Menjejakkan Kaki ke Negeri Seberang

Belajar Kehidupan dari Hiroshima-Jepang

Memutuskan untuk merantau ribuan kilometer jauhnya, bukanlah hal yang mudah bagi kebanyakan orang. Bayangan rindu akan bau udara dan pelukan hangat keluarga di tanah air seolah menjadi “jerat” yang mengikat langkah kaki, pun perasaan gentar selalu menyelubungi kalbu, memaksa diri untuk melunturkan tekad yang semula membara. Namun, bagaimanapun, dengan berbekal keyakinan, semua perantau pasti memantapkan niat untuk pergi menempa diri demi harapan akan masa depan yang lebih baik dan cemerlang.

Bulan September tahun 2015, saya telah terdaftar secara resmi sebagai mahasiswa magister di Graduate School of Biosphere Science, Hiroshima University, Jepang. Dibiayai Lembaga Pengelola Dana Pendidikan (LPDP), saya mematri tekad untuk belajar dengan sebaik-baiknya di negeri ini. Tak sempat mempelajari bahasa penduduk setempat, membuat saya harus menelan pil pahit akibat seringnya terjadi “kegagalan komunikasi”. Namun tekad telah tertancap, tak bisa diganggu gugat, saya yang memutuskan, saya pula yang harus bertanggung-jawab.

Sebagai mahasiswa magister, saya berkewajiban mengikuti sistem pendidikan di kampus: menempuh sekian kredit perkuliahan dan melakukan penelitian. Sekitar dua per tiga waktu saya dalam sehari tersalurkan dalam kegiatan perkuliahan dan penelitian. Sisanya saya gunakan untuk beristirahat. Sepengetahuan saya, kebanyakan mahasiswa juga mengalokasikan waktu lebih untuk studi, bahkan saya kagum dengan para mahasiswa non-beasiswa yang masih perlu bekerja paruh waktu demi memenuhi keperluan hidup sehari-hari. Benar-benar perjuangan yang luar biasa! Jika membandingkan diri dengan mereka, tak pantas rasanya mulut ini melontarkan keluhan. Walaupun sering terbersit ungkapan jenuh dalam hati.

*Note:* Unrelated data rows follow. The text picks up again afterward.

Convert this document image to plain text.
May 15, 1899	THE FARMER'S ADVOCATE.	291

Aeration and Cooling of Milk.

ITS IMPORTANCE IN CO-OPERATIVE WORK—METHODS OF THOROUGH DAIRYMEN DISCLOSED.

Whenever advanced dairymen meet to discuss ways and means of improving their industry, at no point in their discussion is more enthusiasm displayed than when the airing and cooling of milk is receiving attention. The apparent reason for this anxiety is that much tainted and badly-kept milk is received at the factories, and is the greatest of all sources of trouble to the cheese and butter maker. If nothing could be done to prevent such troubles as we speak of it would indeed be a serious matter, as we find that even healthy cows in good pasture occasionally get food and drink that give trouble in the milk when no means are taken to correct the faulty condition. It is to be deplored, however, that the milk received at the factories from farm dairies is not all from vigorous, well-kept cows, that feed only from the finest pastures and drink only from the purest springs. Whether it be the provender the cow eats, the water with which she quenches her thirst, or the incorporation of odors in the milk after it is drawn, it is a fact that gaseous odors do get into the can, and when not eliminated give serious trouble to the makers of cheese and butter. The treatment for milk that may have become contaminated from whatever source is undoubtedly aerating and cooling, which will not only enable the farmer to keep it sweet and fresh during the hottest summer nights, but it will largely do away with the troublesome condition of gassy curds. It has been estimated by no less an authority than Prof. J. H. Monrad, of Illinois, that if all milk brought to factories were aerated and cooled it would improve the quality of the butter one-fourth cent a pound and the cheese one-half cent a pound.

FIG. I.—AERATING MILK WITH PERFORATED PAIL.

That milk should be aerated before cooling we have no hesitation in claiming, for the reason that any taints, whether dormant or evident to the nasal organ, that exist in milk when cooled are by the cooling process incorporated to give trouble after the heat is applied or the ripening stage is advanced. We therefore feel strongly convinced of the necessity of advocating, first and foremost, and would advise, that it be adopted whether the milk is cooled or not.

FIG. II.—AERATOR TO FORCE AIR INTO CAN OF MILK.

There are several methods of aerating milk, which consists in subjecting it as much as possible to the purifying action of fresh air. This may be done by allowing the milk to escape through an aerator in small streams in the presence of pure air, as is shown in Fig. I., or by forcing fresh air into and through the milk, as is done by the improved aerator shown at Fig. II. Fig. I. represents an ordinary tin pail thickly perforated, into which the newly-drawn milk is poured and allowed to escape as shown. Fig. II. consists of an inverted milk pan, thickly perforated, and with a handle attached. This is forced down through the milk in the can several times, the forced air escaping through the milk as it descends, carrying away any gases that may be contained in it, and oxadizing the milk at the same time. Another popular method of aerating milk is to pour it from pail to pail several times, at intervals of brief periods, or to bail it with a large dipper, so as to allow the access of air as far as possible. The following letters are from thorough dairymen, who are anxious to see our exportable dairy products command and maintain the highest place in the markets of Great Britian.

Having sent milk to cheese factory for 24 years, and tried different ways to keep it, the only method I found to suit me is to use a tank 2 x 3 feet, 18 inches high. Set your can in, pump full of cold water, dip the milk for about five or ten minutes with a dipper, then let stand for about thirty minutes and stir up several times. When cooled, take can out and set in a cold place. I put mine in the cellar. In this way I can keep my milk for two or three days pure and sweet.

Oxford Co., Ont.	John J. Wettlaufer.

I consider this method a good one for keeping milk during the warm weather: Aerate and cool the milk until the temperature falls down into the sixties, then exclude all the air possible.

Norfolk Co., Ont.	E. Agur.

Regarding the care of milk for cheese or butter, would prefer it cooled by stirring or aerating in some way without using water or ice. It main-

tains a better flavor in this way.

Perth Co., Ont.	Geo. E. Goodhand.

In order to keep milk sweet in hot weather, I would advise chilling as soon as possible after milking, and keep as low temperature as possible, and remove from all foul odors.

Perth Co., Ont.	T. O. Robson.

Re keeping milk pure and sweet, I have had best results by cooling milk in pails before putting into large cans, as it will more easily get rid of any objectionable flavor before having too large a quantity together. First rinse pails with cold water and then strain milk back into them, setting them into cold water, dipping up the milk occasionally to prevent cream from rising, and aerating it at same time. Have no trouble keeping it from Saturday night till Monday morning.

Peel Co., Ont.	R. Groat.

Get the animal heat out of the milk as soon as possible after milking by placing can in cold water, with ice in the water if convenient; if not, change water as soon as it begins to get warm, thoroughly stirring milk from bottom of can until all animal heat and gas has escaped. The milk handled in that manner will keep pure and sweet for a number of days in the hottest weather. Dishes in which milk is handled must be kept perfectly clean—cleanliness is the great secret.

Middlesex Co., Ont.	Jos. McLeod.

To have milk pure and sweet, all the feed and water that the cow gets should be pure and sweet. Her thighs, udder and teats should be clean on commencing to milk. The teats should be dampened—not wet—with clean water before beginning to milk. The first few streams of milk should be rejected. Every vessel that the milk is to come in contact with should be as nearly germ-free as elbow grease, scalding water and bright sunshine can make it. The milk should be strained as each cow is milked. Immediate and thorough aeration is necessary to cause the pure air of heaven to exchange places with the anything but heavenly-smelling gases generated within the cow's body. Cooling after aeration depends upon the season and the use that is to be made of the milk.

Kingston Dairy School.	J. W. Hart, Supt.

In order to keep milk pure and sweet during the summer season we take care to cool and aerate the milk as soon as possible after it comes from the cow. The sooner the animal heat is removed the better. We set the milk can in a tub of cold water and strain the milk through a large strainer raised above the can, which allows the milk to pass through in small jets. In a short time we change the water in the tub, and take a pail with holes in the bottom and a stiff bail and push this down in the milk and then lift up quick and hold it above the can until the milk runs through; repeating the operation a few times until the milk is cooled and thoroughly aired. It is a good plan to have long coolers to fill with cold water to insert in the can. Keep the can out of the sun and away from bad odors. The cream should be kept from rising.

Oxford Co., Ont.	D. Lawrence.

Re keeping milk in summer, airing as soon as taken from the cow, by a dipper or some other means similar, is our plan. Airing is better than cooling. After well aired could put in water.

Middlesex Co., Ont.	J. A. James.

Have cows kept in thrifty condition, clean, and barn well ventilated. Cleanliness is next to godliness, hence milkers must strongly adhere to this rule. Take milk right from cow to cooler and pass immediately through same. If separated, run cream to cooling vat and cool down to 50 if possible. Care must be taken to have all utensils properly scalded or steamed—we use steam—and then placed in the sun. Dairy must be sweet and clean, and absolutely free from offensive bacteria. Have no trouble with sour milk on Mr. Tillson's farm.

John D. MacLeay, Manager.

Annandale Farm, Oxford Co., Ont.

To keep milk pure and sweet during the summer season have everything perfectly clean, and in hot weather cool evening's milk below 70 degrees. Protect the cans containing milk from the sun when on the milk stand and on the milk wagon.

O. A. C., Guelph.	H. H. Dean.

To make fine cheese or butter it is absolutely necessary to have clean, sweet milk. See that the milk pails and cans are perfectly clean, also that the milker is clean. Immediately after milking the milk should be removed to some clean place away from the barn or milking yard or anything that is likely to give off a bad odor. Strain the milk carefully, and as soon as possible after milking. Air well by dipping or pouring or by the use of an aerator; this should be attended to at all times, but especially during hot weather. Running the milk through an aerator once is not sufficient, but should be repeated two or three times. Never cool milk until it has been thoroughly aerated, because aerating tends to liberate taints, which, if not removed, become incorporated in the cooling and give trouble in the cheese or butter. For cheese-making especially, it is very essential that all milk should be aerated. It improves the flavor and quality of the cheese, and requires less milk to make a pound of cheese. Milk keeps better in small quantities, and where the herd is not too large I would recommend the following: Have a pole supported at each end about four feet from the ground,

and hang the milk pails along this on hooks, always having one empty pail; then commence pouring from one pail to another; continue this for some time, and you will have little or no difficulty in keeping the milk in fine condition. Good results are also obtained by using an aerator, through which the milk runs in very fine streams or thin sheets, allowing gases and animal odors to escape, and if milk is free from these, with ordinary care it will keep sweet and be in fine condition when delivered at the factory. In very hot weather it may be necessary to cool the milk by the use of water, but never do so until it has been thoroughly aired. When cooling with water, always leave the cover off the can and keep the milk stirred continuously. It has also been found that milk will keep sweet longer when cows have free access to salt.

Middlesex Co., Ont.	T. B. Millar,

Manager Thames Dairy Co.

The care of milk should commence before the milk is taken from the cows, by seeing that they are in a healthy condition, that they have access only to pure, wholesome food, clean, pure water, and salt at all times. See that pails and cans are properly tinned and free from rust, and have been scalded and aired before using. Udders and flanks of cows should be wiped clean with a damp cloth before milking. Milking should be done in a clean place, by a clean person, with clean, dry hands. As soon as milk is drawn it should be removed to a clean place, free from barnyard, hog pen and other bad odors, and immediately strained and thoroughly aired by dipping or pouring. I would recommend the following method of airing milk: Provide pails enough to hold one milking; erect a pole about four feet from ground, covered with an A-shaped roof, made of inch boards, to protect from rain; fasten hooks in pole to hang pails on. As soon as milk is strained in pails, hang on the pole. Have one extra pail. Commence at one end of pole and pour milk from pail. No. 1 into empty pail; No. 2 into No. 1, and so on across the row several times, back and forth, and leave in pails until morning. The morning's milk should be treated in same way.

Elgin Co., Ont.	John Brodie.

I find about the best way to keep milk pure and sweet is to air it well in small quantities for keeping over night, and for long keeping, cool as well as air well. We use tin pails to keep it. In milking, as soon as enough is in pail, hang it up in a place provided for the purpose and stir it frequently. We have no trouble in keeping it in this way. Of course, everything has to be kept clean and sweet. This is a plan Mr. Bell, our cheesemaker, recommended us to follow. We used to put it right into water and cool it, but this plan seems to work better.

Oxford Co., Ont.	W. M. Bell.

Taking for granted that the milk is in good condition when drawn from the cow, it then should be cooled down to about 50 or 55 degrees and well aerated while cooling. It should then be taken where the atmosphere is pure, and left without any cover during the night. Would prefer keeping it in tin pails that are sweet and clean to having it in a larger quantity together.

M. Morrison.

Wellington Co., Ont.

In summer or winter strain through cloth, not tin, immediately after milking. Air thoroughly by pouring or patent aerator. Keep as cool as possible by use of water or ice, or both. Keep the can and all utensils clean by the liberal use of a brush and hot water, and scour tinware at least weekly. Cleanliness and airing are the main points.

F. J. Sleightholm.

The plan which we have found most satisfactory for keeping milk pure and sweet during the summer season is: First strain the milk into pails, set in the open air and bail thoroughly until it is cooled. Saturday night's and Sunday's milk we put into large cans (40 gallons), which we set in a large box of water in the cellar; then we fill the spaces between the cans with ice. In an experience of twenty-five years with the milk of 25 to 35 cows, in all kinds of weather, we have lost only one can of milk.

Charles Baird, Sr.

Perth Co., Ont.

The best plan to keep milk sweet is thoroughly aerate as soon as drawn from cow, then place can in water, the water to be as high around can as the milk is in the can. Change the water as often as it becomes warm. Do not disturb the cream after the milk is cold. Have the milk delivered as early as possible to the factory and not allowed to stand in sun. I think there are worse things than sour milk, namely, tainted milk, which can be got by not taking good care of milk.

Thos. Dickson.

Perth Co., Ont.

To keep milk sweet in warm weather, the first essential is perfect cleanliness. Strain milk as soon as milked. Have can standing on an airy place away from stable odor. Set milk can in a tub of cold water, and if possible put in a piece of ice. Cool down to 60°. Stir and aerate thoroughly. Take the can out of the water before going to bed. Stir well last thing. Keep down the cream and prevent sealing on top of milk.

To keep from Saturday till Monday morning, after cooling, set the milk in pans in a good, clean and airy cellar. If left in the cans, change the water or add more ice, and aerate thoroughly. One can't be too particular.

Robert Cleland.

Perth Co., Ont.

Selama belajar di kampus, saya menyadari bahwa saya “dididik dan didorong” untuk menjalani suatu proses yang betul-betul menempa keteguhan mental dan jiwa. Setahun awal melaksanakan penelitian, belum ada sedikit-pun hasil penelitian yang bisa saya sampaikan kepada Sensei. Bisa dikatakan bahwa saya GAGAL TOTAL. Penelitian saya bertopik tentang penyelidikan fenomena coklat yang meleleh di dalam mulut dengan pendekatan kuantitatif. Mendapati situasi tragis tersebut, saya terus-menerus menyalahkan diri dan mengungkapkan ketidakmampuan saya kepada Sensei. Sensei sempat memberi celah bagi saya untuk mengganti topik penelitian. Tapi lebih lanjut, Beliau mengatakan kembali bahwa bagaimanapun Beliau akan mendukung penelitian saya sebaik mungkin walaupun hal itu berat.

Pernyataan Beliau membuat saya terbangun dari tidur, ungkapan dukungan sekaligus bimbingan Beliau yang sungguh-sungguh, membuat saya makin terdorong untuk giat berusaha. Berangsur-angsur, penelitian saya membaik dan menemukan titik terang. Saya masih ingat betul bagaimana garis muka Beliau ketika pertama kali kami memperoleh “hasil”. Beliau bersorak dan makin menyemangati saya untuk terus memperbaiki penelitian. Pada akhirnya, Beliau pun mendukung saya untuk mengikuti konferensi di bidang food lipids. Alhamdulillah, penelitian kami mendapat sambutan yang cukup hangat dari para peserta konferensi. Saat perjalanan pulang menuju laboratorium, Beliau mengungkapkan betapa bersyukurnya Beliau mendapati anak didiknya bisa menyampaikan gagasannya di hadapan umum setelah sekian lama berusaha untuk mendapatkan hasil yang jelas.

Di samping aktivitas perkuliahan, saya menyadari pula bahwa Hiroshima beserta segala hal di dalamnya menyajikan beragam pelajaran kehidupan: mengenai etika bermasyarakat, keteraturan hidup, pelayanan sepenuh hati, integritas, dan profesionalisme. Setiap lapisan masyarakat seolah menunjukkan kualitas tersebut sehingga timbul efek kenyamanan hidup di tengah masyarakat―menurut saya.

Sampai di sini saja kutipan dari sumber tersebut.